Economics Highly Challenging, the North America Methanol Market
The North & South American region has faced the same uncertainty in volatility seen in other parts of the world. It is challenging to forecast the market’s direction through the remainder of this year and into 2023. It might seem silly to complain about $10 per million BTU gas in the US compared to what is being seen in Europe, but the fact of the matter is that the elevated cost of natural gas this year has caused significant grief to a North American methanol industry that relies on low cell cost to make its new position as a net exporter viable. To give you an idea of how rough the situation has been, the chart below compares North American production costs with Northeast Asia spot prices.
The dark blue line depicts our North American production cost estimates, the price of natural gas feedstock is shown by the light blue line, and the Northeast Asia methanol prices by the black line. The gray bars in the chart above show the difference between the North American methanol cash costs and the Northeast Asia price. You’ll quickly notice how this spread has been approaching zero since the second quarter, even before counting freight and other logistics costs. As you can see, the Asian market has theoretically been close to North American methanol for some time.

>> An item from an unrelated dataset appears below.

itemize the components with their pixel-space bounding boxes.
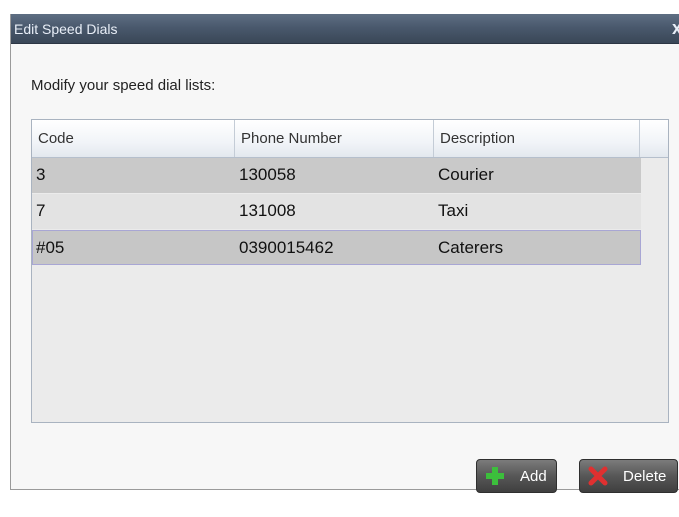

You’ll also notice that the current forecast expects this situation to improve sometime next year, but it wouldn’t be surprising to see current conditions continue for a longer time in today’s volatile environment.
If feedstock stock costs are so high, why have methanol prices been lower than last year? The answer lies with the region’s supply, which has been relatively abundant this year thanks to recently increased capacity with the startup of a new Koch plant late last year, a considerable amount of derivative production, and perhaps more importantly, a lack of production outages compared to last year.
The chart above is a comparison of the Americas region’s operating rates last year and this year, and you’ll notice how, in 2021, there were numerous outages lasting more than seven days as shown by the red tool symbols.
This was especially the case during unforeseen events like last year’s winter freeze in February and Hurricane Ida in late August. This year, however, most outages have been planned, and the US Gulf coast has not seen any threat from tropical storms. All of this has kept supply healthy throughout 2022, and with weaker demand sentiment going forward, it is possible that supply will remain ample into next year—barring any unforeseen outages or voluntary reductions in operating rates.